According to him, the Agricultural Transformation Agenda (ATA) needs to address this shortfall.
Agboma affirmed that AfDB is ready to partner with Nigeria in attaining its food sufficiency target.
Nigeria’s Minister of Agriculture and Rural Development, Akinwumi Adesina, had announced in 2012 that the country would stop the importation of rice by 2015 to ensure rice sufficiency.
The AfDB official noted that Nigeria has made progress in this stance with the private sector providing 13 rice mills with 240,000-tonne production capacity, adding that the sector remained critical in the diversification of the economy.
“There is cause for hope; we can begin by improving budgetary allocation to agriculture. In the 2013 budget proposal of over N4 trillion, agriculture and rural development was allocated just N81.41billion.”

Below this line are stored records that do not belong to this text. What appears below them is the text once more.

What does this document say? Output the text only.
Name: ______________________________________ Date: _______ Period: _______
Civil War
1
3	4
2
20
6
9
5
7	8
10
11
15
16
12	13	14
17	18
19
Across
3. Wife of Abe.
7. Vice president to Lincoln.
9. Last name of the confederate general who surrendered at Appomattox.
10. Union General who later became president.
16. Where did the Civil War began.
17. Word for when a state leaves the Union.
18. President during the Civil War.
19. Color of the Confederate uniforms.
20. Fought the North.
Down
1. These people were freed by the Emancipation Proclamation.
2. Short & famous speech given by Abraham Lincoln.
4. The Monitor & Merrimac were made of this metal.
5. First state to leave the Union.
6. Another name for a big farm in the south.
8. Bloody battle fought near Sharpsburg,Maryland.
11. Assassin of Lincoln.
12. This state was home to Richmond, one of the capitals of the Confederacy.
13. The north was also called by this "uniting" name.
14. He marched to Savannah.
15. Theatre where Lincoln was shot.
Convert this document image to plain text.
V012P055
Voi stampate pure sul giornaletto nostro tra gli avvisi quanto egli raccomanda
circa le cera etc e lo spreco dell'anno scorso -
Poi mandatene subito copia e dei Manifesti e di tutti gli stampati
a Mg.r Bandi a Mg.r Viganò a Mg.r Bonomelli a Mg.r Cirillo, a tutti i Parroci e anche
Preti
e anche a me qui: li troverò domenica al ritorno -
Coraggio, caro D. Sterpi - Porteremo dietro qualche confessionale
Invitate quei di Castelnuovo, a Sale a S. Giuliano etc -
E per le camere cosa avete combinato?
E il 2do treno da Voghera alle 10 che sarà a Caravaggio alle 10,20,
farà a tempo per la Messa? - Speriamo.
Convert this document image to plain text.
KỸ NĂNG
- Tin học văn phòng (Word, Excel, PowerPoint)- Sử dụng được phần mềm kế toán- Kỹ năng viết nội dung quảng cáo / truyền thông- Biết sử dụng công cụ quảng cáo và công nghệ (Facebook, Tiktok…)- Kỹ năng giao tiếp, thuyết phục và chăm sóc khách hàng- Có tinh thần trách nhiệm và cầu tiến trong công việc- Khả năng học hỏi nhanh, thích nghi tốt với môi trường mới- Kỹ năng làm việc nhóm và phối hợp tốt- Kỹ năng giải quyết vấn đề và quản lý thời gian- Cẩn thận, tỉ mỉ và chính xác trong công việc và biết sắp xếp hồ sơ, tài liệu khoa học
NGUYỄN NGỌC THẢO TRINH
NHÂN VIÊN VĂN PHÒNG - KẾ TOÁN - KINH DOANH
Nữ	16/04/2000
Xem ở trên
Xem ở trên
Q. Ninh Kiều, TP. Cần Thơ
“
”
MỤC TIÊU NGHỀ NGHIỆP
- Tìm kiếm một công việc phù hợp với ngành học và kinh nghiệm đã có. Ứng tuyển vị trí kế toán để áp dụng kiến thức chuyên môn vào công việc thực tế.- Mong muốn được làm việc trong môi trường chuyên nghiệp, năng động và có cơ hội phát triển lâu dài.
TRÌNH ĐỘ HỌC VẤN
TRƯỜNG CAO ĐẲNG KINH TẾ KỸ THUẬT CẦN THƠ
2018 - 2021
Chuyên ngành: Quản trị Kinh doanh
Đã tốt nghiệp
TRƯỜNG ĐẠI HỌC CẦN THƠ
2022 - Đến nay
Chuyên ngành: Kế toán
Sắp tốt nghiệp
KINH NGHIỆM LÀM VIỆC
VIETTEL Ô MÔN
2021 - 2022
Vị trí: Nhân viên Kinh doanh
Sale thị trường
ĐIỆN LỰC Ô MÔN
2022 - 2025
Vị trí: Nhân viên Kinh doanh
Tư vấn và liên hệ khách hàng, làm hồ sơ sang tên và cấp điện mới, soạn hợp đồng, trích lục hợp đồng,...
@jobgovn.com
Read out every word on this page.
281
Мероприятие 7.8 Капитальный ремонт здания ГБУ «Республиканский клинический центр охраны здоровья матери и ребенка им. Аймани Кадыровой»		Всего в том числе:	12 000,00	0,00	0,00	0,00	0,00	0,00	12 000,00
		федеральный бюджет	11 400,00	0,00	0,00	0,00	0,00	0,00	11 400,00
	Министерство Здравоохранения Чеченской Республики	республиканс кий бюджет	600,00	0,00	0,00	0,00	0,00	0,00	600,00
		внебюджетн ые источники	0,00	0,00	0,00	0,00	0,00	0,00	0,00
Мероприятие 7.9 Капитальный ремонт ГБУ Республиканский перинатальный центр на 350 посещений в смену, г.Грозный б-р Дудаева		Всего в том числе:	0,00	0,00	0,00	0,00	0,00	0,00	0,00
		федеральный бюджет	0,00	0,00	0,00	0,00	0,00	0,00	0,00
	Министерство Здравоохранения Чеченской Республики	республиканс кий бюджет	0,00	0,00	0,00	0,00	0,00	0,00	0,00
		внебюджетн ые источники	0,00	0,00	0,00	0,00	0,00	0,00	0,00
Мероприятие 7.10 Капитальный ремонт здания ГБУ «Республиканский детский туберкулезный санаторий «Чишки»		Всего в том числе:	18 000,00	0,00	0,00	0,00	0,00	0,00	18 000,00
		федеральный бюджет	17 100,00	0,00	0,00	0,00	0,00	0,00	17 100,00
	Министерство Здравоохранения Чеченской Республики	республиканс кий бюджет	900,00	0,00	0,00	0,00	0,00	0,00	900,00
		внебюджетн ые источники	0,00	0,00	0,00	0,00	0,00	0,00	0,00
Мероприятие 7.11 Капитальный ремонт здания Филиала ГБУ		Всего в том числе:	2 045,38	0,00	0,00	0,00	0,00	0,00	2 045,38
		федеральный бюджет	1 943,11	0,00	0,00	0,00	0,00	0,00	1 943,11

“This is far less than the 10 per cent that the African Union, in its Comprehensive Africa Agriculture Development Programme adopted in 2003, that its member nations should dedicate to agriculture.’’
He advised Nigeria to emulate some progressive countries like Rwanda, that had made agriculture a priority.
According to him, Rwanda reportedly achieved 15 percent rise in food production in 2008 by simply increasing its investment in agriculture by 30 per cent between 2007 and 2009.